Corpo de Bombeiros faz "contrato verbal" com buffet

Romilson Dourado

  Mesmo sem licitação e muito menos contrato, a empresa Fast Fest Locações e Buffet Ltda espera  embolsar R$ 1,7 mil dos cofres estaduais para organizar a "6ª Semana do Museu", promovida pelo Corpo de Bombeiros, entre 14 e 18 de maio do ano passado. O pagamento será efetuado mediante liberação de verba indenizatória pela secretaria de Estado de Justiça e Segurança Pública (Sejusp), comandada por delegado federal licenciado Diógenes Curado.

   Conforme informações encaminhadas pelo comando do Corpo de Bombeiros à Sejusp, a empresa prestou o serviço mediante "contrato verbal". O secretário Curado ficou desconfiado dessa negociação.

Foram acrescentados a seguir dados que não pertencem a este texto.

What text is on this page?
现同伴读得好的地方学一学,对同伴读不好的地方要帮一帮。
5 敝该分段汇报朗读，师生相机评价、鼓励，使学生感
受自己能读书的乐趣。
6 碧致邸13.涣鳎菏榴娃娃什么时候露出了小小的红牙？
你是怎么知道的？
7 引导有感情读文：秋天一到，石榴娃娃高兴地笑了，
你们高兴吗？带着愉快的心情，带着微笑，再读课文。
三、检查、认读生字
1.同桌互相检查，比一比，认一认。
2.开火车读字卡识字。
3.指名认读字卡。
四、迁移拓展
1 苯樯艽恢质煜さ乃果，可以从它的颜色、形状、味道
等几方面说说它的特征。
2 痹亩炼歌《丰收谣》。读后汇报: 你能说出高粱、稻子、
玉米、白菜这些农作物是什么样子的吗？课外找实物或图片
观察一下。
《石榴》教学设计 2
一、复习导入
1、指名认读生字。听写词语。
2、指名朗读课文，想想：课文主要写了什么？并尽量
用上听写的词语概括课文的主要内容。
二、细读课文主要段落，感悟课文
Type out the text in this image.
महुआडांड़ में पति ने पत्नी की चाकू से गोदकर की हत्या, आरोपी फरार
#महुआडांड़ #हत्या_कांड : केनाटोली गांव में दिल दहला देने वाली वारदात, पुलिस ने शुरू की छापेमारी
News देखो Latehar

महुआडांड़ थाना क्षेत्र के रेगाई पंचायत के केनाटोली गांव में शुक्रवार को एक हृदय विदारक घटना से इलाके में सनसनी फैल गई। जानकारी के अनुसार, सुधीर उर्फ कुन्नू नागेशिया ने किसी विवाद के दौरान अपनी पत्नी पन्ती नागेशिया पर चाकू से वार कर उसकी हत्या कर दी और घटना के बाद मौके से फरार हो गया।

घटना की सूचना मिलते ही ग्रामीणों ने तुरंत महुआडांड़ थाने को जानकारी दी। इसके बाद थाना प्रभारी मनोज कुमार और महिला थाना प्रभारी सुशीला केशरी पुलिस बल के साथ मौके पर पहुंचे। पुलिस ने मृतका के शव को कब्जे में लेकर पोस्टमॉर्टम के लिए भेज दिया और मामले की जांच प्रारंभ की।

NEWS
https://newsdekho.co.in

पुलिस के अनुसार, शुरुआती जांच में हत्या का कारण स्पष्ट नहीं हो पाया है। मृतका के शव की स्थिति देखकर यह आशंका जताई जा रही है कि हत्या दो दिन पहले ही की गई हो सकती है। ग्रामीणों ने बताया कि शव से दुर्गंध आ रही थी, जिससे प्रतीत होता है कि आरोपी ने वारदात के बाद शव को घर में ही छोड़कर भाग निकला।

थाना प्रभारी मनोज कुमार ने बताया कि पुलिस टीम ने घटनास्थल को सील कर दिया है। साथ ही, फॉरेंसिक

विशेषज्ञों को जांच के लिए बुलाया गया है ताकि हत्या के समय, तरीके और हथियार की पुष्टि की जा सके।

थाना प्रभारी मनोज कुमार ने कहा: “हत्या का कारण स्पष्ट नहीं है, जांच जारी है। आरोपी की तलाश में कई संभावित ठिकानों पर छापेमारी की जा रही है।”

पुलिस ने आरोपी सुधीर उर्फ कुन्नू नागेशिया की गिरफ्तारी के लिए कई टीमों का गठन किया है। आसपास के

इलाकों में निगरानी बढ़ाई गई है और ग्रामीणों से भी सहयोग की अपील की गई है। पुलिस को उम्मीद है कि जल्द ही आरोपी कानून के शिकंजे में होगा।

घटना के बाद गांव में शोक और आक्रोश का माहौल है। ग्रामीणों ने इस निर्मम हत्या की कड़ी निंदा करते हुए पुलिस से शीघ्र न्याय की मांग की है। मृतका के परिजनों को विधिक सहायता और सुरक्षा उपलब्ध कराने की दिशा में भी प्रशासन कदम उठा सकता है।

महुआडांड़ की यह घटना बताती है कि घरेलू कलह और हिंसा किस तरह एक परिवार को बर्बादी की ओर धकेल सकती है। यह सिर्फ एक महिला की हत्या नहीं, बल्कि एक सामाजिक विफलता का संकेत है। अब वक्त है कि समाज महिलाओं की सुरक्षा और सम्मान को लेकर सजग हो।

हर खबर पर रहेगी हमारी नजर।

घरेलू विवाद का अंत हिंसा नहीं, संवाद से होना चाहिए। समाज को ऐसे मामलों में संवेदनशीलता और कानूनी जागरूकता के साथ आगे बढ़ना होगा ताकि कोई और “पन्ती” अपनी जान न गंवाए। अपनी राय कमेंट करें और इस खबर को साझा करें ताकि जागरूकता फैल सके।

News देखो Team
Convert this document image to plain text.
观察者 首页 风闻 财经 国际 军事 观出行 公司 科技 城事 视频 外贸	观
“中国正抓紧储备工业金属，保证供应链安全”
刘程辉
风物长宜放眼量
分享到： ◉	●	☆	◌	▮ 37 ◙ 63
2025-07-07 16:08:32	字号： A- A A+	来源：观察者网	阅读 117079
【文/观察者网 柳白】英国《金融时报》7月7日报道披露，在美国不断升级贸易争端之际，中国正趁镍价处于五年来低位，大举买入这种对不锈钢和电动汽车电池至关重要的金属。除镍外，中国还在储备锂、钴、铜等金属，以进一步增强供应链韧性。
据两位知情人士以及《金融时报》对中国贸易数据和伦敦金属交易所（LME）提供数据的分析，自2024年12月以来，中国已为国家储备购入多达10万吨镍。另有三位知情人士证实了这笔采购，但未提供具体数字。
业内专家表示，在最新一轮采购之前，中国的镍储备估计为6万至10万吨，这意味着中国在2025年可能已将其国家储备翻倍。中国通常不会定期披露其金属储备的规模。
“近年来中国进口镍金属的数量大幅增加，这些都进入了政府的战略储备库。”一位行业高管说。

Instaurou uma comissão de processo administrativo para descobrir o responsável pela autorização do tal "contrato verbal" sem a devida licitação, mesmo que seja inferior aos R$ 8 mil, valor máximo permitido em lei para aquisições e pagamentos emergenciais pelo poder público.

   Apenas depois de concluído o processo administrativo, o pagamento será "liberado" para a empresa. Fazem parte da comissão de investigação os servidores o delegado Geraldo Magela de Araujo, além de Álvaro Martins e Maria Marcedes de Oliveira. (Andréa Haddad)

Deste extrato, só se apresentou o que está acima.